Martin Lukacs
December 11, 2011
Few issues have united delegates at the UN Climate Change Conference in Durban, South Africa. But if you walked the halls of the International Convention Centre and mentioned the name of "Canada," the response would be unanimous -- a collective groan and lament. The only time the country elicited anything else was during a silent protest on Wednesday by young Canadian activists, who stood and turned their backs to their environment minister as he addressed the assembled countries in plenary. They were hustled out by security, stripped of their accreditation and booted from the building. But the rousing applause they received well eclipsed the muted claps for the minister.
Canada's global reputation is in tatters, and the reasons why are plain to see. A country with a deep multilateral tradition has become a climate unilateralist like no other. It was the Canadian government that fired the opening salvo of the talks when news broke that they planned to withdraw from the Kyoto Protocol -- the world's only legally binding climate treaty -- before Christmas. They promised to "play hardball" with impoverished, developing countries, and dismissed the demand for industrialized nations to take responsibility for two centuries of emissions as a "historical guilty card." "It poisoned the negotiations," says prominent Nigerian environmental activist Nnemmo Bassey. In a setting in which decisions are made by consensus of all countries, such moves were decisively damaging.
Canada dug the grave for the Kyoto Protocol so the United States could put a bullet in its body. There was speculation that U.S. negotiators came to Durban with the sole aim of preventing any new binding commitments for carbon reductions before 2020, although the U.S. climate envoy denied it. With the crucial help of Canada -- alongside Russia, Japan and Australia -- it has succeeded. They have shredded the possibility of a viable extension of the Kyoto Protocol, leaving in its place a "Durban mandate" -- finalized in secretive side meetings -- that includes only voluntary pledges for reductions. As former Bolivian ambassador to the UN Pablo Solon said in response, Kyoto has turned "into a Zombie without a global figure for reduction of emissions by industrialised countries, and will carry on walking until 2020," when it then dies.
Nothing will be done to stave off climate change this decade on the international scale, while the richest nations will lead negotiations for an even weaker agreement to eventually replace the Kyoto Protocol.
The consequences in planetary suffering and dislocation are incalculable. The delays could assure temperature increases of more than four degrees Celsius, and higher on the African continent. "It is a death sentence for Africa," says Bassey. Already, 350,000 people die each year due to natural disasters caused by climate change; this will increase. By the end of the century, our world will be unrecognizable to many -- conflict-ridden, starved of food and deprived of water, and bursting with millions of climate refugees with no place of their own to call habitable.

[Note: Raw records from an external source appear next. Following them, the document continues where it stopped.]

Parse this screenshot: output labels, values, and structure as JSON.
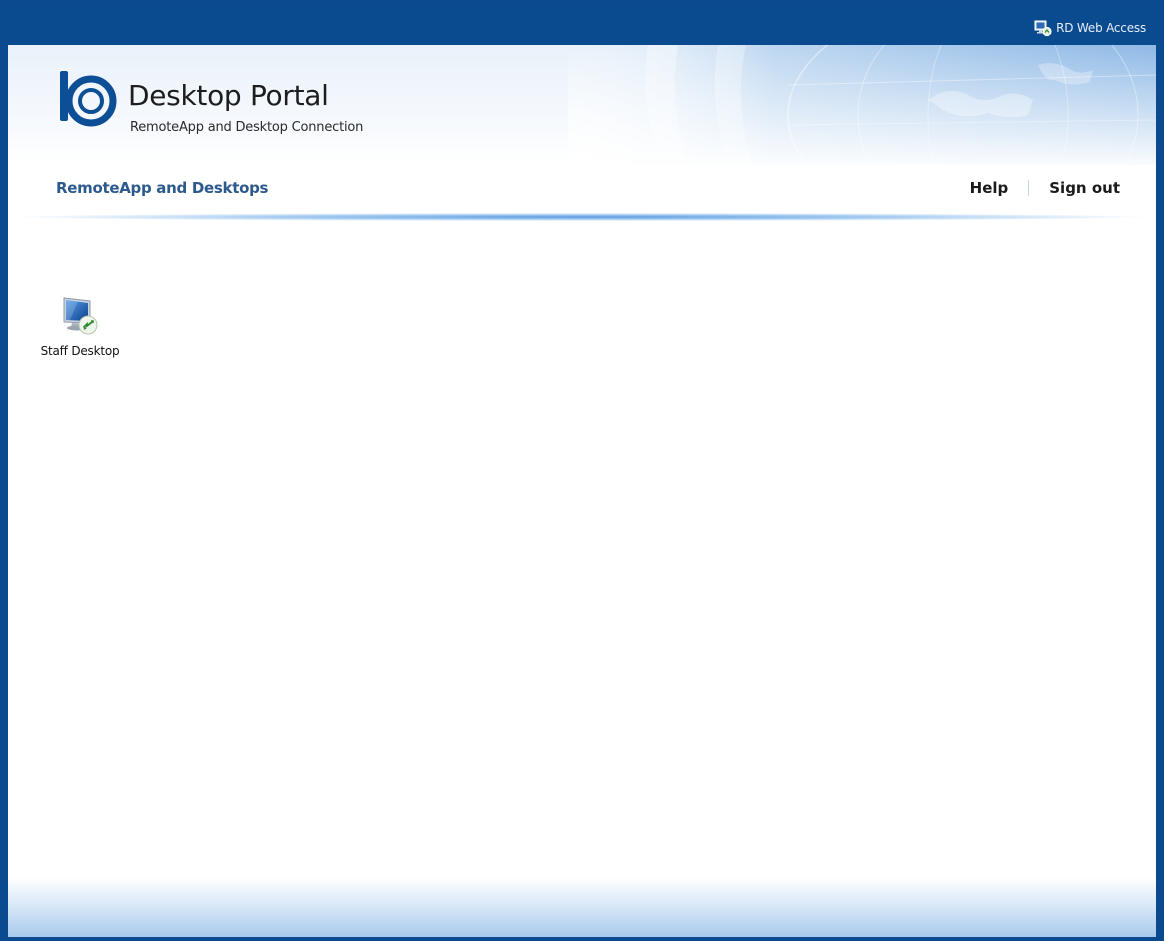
{
  "header": {
    "top_link_label": "RD Web Access",
    "title": "Desktop Portal",
    "subtitle": "RemoteApp and Desktop Connection"
  },
  "nav": {
    "section_title": "RemoteApp and Desktops",
    "help_label": "Help",
    "signout_label": "Sign out"
  },
  "resources": [
    {
      "label": "Staff Desktop",
      "icon": "remote-desktop-icon"
    }
  ],
  "colors": {
    "top_bar": "#0a4b90",
    "nav_title": "#2d5a8c",
    "accent": "#5b9be0"
  }
}
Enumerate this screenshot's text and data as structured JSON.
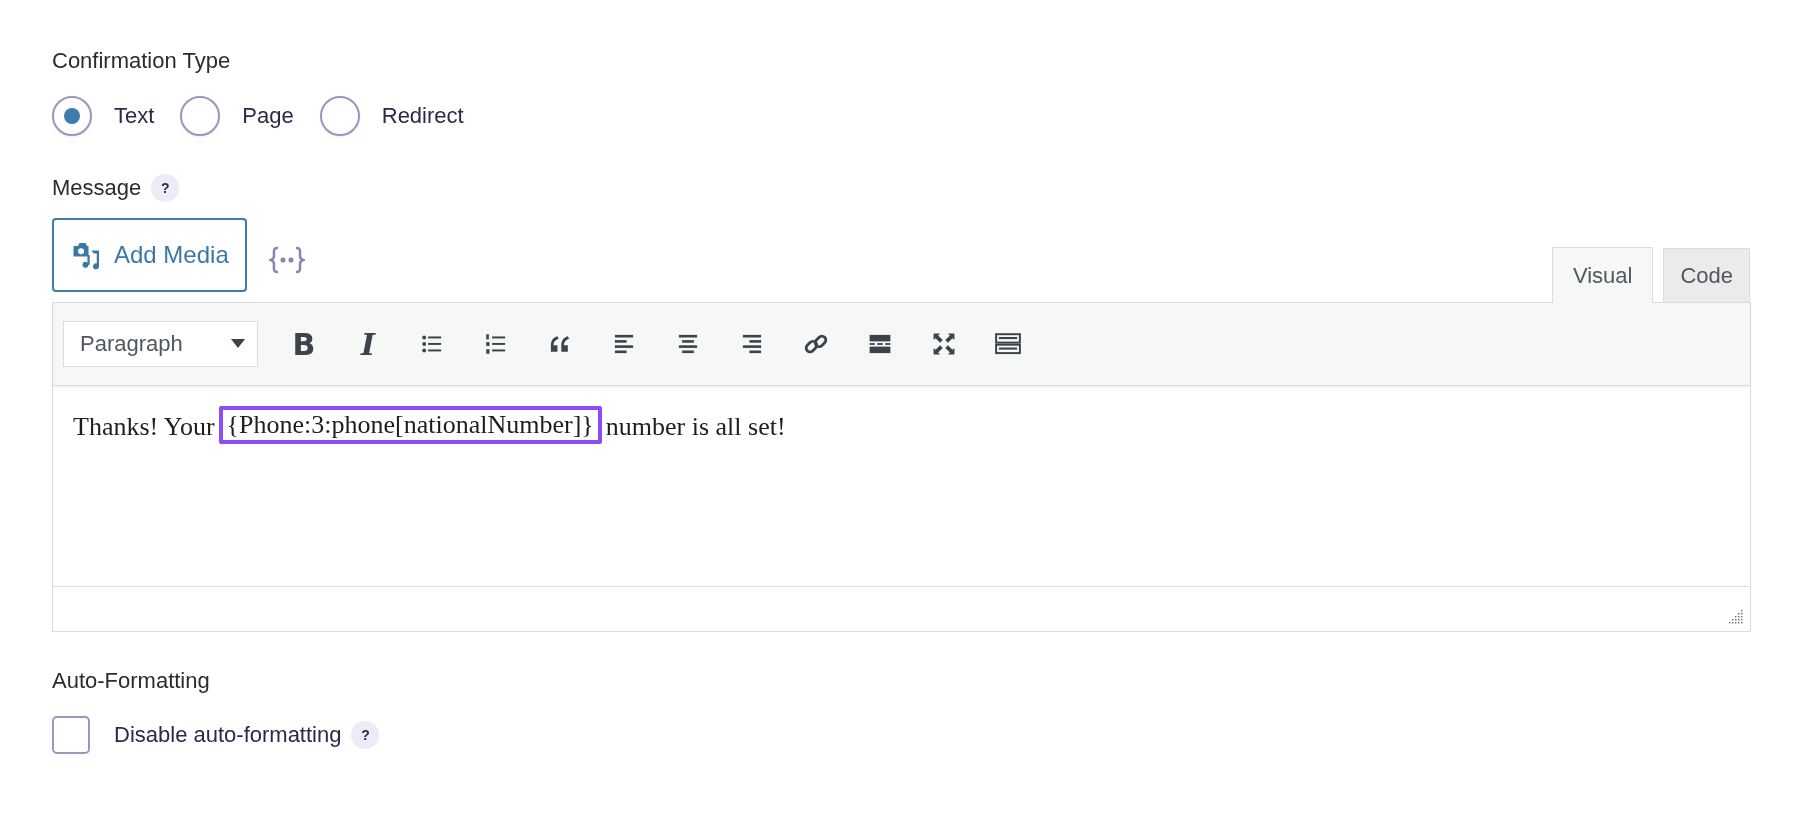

If the negotiations spell disaster for the global south, they have been a boon to the richest corporations of the north, whose polluting ways are protected. In a calculated affront to those nations scrambling to create a fair, binding climate agreement, the Canadian government announced the approval of a gigantic, multi-billion dollar tar sands mine. It is the perfect symbol of the dirty industry's absolute capture of a willing government -- the root cause of Canada's obstructionist and subversive negotiating tactics. So long as the world's richest government gave short shrift to their historical responsibility for climate change, but full license to the wishes of wealthy business elites, little can be achieved at international climate talks.
But there are reasons to hope we can still confront climate change and drastically reduce emissions -- on the homefront. Because of the escalating pressure on the Alberta tar sands -- Canada's largest growing source of carbon emissions -- the Conservative government shielded themselves from scrutiny here in Durban. Unlike every other country, which hosted booths and appeared for public media scrums, Canadian negotiators holed away in their hotel a kilometre from the convention centre, where they held exclusive, tightly managed press conferences. By mid-week, they simply stopped holding them altogether.
The Canadian government knows that manifestations of people power are growing across the world and in the country, and it gravely worries them. The power of a burgeoning climate justice movement in the United States forced Obama to delay the Keystone XL pipeline, which would have carried half a million barrels of tar sands oil to Texas per day. The tar sand's industry is now anxiously eying the TransMountain and Enbridge Gateway pipelines to carry oil to the Pacific. But united Indigenous nations, promising a human "wall" of protest, have forced the government regulating body to delay any decision on the Gateway till the end of 2013, in an attempt to wait out growing resistance. Even the Conservative party's most faithful supporters of the tar sands are balking. A former energy minister has conceded that the power of organized opposition is tremendous: "You can't just bulldoze your way from the oilsands to the coast."
In other words, mass civic resistance works. It is in fact the only thing that ever has. The South Africans who overthrew the apartheid regime know it as well as anyone, and so did a young Indian man who settled here in Durban more than a hundred years ago. Mahatma Gandhi honed his theories of non-violent struggle in campaigns against racism and inequality in this town. Then he returned to India, took leadership of a national liberation movement, and changed the world. Those departing South Africa as the UN climate change conference reaches its dismal end must heed a similar challenge.